Çoğunuz bilir Hollanda tarım ürünleri ihracatında 2016 yılında dünya ikincisi.. Tamam ülke sınırları dışında kullanım hakkını alıp tarım yaptığı alanlar da ilklerde olmasını sağlıyor, ama ya benim memleketim? Fındık, üzüm, zeytin, incir, buğday, pamuk. üretiminde nereden nereye geldi? Neyse silkinip kendime geliyorum.. Ne diyordum? Hollanda tarım ihracatında ilklerde ve toprağın kıymetini o kadar iyi biliyorlar ki! Yol kenarlarında zaman zaman devasa seralar görüyoruz, bazılarında yapay gün ışığını da açmışlar.. Işık için gerekli elektrik de seraların yanı başında uzanan rüzgar güllerinden geliyordur herhalde dedik...
Hollanda'nın başkenti her ne kadar Amsterdam ise de, parlemento binası, bakanlıklar, kraliyet saraylarından biri Den Haag 'da (Lahey dışında The Hauge de deniyor bu şehre) .. Schiveningan'da, kuzey denizi sahilinde, uzuuun bir kumsalda park edip, kumsal boyunca yürüyoruz Açık deniz olduğu için denizin gel-git hareketleri çok belirgin geniş kumsalda.. Ben fotoğraf çekmek için elimi çıkarttığımda bile buz kestiğim bir soğukta kayt yapanlar, köpeklerini gezdirenler, koşanlar.. Keyifli bir yürüyüş yapıp dönüyoruz karavanlara...
Şehir merkezini de karavanla bir turlayıp, Bruges'e doğru yola çıkacağız. Yollarda Hollanda klasiği bisikletliler dışında, max. 45 km/h hız yapan, iki kişilik minik araçlar görüyoruz. Bu araçlara diğer ülkelerde rastlamamıştık, ama buralarda yaygınlaşıyor belli ki.. Bu araçların 30 km/h hızı geçmemek koşuluyla bisiklet yollarını kullanmaları da serbestmiş.
Hollanda sınırlarını terk etmeden önce ülkedeki binalardan da söz etmem gerekiyor.. Nasıl Prag'ın kapıları çok dikkat çekici geldiyse bana, bu memleketin de bazı bina tasarımlarını ilginç buldum.. Bir yandan eskiden gelen ve korunan mimari yapılar, diğer yandan da yetmişlerin seksenlerin modern mimari tarzlarıyla yapılmış asimetrik binalar... Güzel buldum diyemiyorum, ama ilginç bulduğum için paylaşmak istedim... İşte birkaç örnek ...

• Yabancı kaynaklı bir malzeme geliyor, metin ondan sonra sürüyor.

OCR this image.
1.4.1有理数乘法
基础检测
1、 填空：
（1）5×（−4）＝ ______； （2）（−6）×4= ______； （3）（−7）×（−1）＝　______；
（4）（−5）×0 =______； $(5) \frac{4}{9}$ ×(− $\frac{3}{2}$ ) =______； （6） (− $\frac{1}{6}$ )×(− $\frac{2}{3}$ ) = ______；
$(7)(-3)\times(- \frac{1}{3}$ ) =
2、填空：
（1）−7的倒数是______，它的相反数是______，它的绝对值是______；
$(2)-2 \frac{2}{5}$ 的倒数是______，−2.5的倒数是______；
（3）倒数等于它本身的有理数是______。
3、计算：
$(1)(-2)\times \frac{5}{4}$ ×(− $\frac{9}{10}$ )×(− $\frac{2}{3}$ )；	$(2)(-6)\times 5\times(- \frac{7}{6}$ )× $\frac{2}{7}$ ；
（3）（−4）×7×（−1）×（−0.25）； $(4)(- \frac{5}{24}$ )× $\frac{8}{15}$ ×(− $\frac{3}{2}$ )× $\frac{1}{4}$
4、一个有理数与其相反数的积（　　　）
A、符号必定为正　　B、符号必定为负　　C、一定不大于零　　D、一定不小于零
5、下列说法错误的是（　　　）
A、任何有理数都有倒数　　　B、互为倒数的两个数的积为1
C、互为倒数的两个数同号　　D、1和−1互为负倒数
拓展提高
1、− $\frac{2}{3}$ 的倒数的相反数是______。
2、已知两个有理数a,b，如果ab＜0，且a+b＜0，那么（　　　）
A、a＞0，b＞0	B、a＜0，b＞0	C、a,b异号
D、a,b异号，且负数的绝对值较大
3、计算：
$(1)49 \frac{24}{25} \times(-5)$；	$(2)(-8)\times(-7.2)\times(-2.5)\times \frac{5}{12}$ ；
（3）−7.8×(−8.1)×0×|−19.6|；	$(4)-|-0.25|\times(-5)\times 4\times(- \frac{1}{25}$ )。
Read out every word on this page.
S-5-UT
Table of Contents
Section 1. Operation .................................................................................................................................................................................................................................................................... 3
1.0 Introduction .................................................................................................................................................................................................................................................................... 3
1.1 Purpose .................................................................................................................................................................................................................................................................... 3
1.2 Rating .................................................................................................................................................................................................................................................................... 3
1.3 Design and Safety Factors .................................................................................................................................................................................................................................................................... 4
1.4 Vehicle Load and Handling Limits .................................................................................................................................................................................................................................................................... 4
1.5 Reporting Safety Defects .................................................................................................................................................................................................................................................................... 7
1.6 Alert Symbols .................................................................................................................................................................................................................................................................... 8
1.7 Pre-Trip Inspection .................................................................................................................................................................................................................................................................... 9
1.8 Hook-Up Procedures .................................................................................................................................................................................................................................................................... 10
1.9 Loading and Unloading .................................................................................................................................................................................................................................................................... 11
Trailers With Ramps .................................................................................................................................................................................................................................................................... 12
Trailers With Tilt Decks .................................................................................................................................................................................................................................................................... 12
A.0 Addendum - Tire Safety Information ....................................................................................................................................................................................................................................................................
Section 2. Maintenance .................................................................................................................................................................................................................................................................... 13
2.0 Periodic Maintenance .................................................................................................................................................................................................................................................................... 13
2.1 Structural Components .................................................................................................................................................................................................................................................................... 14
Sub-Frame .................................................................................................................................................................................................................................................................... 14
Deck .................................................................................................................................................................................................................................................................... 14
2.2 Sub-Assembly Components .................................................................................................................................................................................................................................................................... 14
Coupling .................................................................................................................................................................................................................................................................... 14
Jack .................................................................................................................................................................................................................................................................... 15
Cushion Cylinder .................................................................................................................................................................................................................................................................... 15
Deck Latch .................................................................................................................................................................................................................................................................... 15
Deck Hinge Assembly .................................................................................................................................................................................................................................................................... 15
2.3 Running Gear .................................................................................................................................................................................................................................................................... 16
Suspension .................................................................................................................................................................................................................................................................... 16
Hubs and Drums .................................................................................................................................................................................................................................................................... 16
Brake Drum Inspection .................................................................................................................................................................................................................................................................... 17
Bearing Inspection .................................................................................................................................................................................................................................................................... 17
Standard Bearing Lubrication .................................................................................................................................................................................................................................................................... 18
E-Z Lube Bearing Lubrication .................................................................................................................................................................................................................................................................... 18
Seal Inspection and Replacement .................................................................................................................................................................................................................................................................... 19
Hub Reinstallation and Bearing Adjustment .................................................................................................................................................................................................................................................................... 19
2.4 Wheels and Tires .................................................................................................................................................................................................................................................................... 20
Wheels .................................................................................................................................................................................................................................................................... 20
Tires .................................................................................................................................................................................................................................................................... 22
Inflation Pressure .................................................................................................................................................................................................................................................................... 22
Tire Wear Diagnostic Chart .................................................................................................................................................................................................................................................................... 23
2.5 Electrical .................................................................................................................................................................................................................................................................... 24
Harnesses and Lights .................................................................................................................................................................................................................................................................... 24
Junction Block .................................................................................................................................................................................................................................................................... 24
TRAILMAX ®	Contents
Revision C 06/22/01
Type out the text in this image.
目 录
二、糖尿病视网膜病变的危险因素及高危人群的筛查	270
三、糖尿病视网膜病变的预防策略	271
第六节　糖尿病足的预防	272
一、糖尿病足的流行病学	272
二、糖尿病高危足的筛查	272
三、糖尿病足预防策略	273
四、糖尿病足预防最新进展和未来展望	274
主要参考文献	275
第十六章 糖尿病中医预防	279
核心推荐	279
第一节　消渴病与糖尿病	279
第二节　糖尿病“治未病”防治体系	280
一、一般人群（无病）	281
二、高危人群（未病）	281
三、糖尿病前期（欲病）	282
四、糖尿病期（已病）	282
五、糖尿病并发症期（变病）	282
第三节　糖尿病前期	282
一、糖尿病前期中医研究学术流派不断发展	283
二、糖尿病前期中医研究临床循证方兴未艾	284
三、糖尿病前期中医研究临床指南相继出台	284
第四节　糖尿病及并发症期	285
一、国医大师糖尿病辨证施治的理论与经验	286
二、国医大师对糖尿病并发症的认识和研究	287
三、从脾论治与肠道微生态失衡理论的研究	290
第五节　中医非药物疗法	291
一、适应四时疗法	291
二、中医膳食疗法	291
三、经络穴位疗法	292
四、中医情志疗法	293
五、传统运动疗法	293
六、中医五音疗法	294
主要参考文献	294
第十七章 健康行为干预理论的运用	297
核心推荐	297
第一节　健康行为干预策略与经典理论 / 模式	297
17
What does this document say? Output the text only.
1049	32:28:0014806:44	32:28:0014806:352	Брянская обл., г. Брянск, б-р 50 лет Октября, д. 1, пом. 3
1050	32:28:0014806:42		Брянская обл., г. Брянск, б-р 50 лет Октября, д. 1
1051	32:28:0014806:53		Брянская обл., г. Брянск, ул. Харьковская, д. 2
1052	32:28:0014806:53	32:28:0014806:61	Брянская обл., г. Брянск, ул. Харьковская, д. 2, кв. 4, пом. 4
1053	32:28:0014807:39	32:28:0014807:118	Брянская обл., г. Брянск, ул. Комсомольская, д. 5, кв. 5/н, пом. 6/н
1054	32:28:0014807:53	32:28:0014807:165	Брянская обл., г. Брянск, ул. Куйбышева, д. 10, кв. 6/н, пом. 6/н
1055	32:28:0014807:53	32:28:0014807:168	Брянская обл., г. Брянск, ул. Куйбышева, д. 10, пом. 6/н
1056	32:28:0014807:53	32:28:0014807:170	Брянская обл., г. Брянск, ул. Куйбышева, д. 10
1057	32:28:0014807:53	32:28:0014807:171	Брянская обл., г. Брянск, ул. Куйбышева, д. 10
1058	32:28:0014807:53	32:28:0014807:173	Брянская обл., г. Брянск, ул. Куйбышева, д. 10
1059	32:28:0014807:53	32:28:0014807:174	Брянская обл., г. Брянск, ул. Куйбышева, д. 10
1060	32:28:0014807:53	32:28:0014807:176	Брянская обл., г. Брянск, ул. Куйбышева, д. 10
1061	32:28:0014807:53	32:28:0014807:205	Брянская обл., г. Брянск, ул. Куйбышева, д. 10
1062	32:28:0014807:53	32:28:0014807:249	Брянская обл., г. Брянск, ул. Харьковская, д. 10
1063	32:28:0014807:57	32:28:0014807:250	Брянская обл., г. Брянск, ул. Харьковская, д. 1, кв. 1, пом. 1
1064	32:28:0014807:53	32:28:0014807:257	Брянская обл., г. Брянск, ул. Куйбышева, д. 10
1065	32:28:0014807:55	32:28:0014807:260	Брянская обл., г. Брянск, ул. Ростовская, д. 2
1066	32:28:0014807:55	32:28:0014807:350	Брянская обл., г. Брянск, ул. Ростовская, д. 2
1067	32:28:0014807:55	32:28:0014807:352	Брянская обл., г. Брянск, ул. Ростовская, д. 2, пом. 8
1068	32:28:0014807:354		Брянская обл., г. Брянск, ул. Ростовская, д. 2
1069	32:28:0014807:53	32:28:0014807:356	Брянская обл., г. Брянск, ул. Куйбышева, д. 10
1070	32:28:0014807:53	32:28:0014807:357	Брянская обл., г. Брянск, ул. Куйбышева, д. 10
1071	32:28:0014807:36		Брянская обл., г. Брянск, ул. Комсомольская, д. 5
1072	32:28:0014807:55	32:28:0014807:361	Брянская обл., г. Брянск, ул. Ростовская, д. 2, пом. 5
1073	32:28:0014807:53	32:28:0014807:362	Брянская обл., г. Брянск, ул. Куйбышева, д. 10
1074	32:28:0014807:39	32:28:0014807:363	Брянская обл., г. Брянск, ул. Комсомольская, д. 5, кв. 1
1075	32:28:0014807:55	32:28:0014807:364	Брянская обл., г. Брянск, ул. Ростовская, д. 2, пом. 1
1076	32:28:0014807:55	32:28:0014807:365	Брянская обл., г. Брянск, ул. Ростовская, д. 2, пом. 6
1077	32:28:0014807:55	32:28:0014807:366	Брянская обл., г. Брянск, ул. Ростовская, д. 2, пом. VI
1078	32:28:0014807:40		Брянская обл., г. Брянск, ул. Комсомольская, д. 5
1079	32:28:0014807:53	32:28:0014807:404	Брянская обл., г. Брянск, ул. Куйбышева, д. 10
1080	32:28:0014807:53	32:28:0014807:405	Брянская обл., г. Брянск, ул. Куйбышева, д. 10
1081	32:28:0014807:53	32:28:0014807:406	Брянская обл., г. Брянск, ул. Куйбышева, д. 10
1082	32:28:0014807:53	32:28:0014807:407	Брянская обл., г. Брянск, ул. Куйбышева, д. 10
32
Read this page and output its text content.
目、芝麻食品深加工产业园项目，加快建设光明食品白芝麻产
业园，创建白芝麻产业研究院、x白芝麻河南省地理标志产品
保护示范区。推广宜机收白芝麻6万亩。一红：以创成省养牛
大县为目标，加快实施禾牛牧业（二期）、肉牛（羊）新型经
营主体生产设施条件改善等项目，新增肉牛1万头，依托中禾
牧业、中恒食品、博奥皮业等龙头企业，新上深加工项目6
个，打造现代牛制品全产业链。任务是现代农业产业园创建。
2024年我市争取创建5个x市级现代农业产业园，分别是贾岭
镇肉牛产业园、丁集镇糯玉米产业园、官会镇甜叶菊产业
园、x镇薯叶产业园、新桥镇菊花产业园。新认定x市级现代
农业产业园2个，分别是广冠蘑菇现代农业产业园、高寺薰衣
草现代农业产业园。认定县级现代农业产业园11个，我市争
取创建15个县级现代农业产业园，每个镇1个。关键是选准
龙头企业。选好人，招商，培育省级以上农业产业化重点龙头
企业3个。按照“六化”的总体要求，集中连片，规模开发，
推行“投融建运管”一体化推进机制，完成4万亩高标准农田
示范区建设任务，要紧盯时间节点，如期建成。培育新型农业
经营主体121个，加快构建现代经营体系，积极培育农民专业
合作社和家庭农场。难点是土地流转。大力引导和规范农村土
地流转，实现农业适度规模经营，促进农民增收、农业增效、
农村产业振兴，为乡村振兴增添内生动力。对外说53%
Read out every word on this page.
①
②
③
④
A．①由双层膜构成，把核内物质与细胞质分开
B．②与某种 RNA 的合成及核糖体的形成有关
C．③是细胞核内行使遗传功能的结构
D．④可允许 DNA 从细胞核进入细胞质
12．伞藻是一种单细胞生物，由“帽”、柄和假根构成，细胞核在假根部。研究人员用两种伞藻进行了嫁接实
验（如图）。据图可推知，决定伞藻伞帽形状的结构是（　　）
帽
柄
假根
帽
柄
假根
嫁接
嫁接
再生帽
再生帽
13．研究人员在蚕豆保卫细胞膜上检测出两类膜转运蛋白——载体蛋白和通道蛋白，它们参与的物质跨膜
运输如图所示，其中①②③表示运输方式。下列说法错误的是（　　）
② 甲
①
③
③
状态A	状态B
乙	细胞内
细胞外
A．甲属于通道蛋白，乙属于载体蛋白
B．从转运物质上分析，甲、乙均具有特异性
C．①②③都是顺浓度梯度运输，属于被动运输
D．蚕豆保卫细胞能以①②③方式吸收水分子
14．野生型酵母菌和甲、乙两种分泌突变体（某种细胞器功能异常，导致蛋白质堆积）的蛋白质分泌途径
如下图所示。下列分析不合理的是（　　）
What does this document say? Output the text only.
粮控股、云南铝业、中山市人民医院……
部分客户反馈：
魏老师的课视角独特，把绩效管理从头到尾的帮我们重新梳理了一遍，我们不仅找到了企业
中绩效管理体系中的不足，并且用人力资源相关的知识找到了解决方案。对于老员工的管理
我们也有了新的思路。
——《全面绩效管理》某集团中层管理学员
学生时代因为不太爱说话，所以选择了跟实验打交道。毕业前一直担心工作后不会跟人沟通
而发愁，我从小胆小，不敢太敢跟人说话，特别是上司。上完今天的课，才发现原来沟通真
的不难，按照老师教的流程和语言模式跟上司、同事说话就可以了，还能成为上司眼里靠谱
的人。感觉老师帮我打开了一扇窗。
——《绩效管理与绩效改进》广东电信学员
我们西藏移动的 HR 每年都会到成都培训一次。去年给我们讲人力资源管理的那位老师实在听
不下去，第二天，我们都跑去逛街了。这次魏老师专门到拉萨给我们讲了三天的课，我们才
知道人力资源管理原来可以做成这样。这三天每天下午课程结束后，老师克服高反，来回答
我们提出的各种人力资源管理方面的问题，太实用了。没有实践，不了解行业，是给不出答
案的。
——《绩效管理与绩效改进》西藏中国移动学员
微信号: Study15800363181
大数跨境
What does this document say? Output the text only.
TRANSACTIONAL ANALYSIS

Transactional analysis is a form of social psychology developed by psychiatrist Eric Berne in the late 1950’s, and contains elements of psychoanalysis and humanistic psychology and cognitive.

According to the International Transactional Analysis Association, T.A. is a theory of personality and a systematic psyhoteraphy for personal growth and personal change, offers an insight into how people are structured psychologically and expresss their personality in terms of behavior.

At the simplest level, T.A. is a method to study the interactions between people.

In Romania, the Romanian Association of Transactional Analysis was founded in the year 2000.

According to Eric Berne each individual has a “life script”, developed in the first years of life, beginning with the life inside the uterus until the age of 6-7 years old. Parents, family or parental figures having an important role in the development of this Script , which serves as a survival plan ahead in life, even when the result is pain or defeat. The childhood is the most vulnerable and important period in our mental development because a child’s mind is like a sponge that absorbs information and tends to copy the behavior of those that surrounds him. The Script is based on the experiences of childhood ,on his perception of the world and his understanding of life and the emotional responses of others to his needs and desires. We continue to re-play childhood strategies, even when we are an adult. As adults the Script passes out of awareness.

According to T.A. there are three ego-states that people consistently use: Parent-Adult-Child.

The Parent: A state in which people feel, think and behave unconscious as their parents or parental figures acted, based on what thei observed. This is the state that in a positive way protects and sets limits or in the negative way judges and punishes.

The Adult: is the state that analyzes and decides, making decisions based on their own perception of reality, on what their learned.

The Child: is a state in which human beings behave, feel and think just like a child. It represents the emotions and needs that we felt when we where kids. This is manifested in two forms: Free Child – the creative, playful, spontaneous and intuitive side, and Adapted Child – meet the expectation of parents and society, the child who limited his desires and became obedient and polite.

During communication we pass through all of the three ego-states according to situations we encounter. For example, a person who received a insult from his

Den Haag'da otoyola yeni çıkmıştık ki, Fahrettin'in Tomtom -10 m rakımla ilerlediğimizi söyledi az önce.. Belçika'ya geçer geçmez yol parası vermeye başladık bu arada: Liefkenshoek Tunnell 6€.. Bruges'e yaklaşınca otoyoldan çıkıp köyler arasından ilerledik bu geceyi geçireceğimiz kampa doğru.
15:30 gibi Camping Memling'e vardık. Şehir merkezine yaklaşık 2.5 km mesafede, tyürüyerek şehre inmeye karar veriyoruz.. Kamp büyük bir alana kurulmuş, 15-20 karavan vardı biz geldiğimizde..
Evlerin mimarisi tüm Belçika'da böyle aşağıdaki fotoğrafta görüldüğü gibi midir acaba?? Yani merdivenli çatılar, dar pencereler falan.. Çok sevimli bir görüntü, biz pek beğendik...
Şehir merkezindeki meydanda Noel Market ve buz pisti kurulmuş.. Işıklandırma pek gösterişli ama market olayında Almanya birinci sırada şimdiye kadar gördüklerimiz içinde...
Meydanda dikkatimizi çeken başka bir şey de Katalan bayraklarıyla bir otelin önünde toplanmış kalabalıktı. İspanya'da yargılanan parlamento üyesi liderlerini desteklemek için gelmişler.
Akşam yemeğimizi meydana bakan bir İtalyan restoranında yemeğe karar verdik.. Pizzalar vsattı ama benim içtiğim Kwat bira gerçekten çok güzeldi.. Alkol oranı %8 olan bu birayı özel bir bardakta servis ettiler... Sert bira sevenlere mutlaka tavsiye edilir..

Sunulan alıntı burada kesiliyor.